Master mind Kathleen Marshall (the current revival of Anything Goes) takes the music of the Gershwin’s and the words of Joe DiPietro (Memphis) in order to recreate the feel of the original musical comedies.  DiPietro does a nice job with the book, creating a world the in light and fun, but hounded with long songs that ultimately make the piece feel dragged out and a little too long.  The phrase ‘too much of a good thing’ can easily be applied to this new Broadway musical.  Too many song and dance numbers, while arranged well, drag out a story that is really simple and has no need to be dragged on through almost three hours.  Even the designs felt to me a bit too much.  While the scenic design from Derek McLane (the current revival of The Best Man) is lush and gorgeous, it is extremely over powering making the performers feel claustrophobic in what is supposed to be a huge mansion.  Lighting design from Peter Kaczorowski (Venus in Fur) was beautiful, but was forced to change colors at the start of each new song after only a few lines a dialogue.  Costume designer Martin Pakledinaz (The Normal Heart) is the shining star of the production team creating period pieces that are stunningly crafted and just marvelous to look at.  Over all, director Kathleen Marshall does a nice job with this piece, but did not take it the extra notch needed to make this new romp stand out as the next best original musical.
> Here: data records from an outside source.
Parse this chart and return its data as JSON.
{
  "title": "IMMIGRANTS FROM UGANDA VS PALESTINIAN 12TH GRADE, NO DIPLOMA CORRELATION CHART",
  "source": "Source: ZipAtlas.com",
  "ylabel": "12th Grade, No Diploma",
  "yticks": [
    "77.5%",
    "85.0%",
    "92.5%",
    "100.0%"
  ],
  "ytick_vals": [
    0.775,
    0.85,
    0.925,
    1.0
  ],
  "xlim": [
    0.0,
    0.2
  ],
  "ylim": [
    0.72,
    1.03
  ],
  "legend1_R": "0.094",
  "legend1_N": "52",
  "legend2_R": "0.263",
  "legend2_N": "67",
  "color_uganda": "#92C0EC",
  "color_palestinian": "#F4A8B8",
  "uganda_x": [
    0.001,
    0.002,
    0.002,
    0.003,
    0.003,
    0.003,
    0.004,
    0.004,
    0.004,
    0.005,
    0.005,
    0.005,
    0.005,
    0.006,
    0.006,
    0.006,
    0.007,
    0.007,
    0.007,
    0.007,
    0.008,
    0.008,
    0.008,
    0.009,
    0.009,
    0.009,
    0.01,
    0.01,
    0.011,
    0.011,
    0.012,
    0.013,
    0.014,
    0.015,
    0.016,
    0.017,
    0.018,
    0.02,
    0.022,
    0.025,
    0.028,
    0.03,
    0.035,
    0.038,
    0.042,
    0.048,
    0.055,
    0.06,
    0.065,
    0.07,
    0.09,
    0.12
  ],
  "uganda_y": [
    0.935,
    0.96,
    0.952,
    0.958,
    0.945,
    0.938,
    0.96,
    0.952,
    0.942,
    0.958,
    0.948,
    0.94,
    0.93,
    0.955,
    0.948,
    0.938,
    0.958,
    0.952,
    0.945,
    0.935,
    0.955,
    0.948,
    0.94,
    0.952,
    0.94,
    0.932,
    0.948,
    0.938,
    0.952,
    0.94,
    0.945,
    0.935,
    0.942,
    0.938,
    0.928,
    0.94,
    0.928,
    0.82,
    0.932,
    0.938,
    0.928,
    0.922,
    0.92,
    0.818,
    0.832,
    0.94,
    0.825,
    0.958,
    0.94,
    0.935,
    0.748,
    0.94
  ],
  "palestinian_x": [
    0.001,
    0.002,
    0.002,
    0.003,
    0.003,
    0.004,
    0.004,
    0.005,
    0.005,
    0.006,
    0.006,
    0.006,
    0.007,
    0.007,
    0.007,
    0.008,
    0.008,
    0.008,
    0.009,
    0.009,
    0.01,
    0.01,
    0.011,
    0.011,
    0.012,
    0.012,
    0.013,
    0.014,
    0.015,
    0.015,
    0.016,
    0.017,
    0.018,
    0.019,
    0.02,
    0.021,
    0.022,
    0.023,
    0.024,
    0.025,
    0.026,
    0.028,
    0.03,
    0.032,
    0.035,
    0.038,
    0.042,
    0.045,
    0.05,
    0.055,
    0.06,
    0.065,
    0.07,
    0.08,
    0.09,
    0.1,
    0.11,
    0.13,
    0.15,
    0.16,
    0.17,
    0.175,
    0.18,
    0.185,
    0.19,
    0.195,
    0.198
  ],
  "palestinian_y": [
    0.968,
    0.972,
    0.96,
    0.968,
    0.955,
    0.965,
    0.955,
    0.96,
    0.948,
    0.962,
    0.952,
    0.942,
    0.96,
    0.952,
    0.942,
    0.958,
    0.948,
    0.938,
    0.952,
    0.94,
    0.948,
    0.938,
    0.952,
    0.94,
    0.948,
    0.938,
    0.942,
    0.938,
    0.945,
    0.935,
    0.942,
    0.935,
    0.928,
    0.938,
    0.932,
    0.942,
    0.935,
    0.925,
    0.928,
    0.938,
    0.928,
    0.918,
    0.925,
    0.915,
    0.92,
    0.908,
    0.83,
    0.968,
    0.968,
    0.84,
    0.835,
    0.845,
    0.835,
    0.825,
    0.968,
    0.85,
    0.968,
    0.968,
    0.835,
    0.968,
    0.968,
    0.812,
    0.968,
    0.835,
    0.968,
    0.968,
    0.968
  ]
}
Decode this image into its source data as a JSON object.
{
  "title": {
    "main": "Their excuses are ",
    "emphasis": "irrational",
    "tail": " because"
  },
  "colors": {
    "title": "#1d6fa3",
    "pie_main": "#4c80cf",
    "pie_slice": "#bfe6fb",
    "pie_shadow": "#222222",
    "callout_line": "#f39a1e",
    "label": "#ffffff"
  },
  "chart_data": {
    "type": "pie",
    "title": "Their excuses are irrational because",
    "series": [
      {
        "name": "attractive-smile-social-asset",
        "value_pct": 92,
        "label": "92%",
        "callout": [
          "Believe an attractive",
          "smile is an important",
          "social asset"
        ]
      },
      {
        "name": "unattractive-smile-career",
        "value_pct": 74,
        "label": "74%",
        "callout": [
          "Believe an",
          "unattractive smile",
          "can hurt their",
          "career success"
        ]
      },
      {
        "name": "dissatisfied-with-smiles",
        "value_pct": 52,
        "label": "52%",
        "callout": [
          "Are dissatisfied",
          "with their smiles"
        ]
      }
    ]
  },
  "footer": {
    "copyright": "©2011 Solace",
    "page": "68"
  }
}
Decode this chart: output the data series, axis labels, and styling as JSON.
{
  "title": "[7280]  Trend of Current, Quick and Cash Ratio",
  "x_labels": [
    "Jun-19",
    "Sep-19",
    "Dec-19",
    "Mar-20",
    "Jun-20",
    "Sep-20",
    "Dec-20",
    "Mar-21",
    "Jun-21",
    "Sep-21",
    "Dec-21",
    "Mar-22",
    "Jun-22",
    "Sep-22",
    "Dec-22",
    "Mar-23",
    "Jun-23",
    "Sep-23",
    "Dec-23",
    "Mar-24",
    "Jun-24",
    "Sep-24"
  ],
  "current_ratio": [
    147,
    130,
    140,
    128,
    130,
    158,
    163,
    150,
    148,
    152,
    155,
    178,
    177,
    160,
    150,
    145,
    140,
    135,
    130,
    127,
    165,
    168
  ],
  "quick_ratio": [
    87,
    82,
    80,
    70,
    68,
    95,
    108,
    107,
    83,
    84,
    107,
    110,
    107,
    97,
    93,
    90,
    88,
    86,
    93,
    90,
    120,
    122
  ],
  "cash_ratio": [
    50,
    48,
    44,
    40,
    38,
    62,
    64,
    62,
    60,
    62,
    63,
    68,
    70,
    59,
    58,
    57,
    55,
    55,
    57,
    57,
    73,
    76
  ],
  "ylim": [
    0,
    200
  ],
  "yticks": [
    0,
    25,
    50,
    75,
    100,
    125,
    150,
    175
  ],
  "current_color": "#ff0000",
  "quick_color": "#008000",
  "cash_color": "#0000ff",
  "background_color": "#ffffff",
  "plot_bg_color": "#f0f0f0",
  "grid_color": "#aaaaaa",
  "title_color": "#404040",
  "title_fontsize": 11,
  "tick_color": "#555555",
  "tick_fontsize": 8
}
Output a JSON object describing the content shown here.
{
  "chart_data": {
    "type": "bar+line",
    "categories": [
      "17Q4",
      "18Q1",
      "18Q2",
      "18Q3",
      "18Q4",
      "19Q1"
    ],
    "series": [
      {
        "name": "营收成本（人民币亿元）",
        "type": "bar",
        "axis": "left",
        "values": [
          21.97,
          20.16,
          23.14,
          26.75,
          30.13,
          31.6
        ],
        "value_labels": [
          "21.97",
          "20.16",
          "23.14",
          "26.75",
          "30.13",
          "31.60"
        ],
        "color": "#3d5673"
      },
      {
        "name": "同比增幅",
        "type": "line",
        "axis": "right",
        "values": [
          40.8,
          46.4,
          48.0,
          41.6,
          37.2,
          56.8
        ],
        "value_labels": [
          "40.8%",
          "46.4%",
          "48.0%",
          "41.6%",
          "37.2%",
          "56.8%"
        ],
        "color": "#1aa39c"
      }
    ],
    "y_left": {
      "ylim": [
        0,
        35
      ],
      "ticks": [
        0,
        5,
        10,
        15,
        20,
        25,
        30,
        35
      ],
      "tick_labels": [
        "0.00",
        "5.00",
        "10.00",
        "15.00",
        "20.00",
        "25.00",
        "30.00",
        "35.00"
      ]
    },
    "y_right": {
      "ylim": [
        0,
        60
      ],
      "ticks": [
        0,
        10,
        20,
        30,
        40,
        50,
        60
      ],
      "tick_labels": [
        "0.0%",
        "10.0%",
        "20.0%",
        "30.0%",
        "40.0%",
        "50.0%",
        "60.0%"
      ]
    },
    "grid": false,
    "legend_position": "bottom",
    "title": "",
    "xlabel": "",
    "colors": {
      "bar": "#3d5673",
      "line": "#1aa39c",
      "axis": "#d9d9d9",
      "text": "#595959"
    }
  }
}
Nice Work If You Can Get It offers an enjoyable night at the theatre, full of crazy good dancing, great vocals, and light chuckles.  Broderick and O’Hara do their job to make the audience escape into the world of the prohibition through song and dance.  In the end, however, the audience walks out singing something like, “It’s a nice comedy if you can get it, and get it well … they tried.”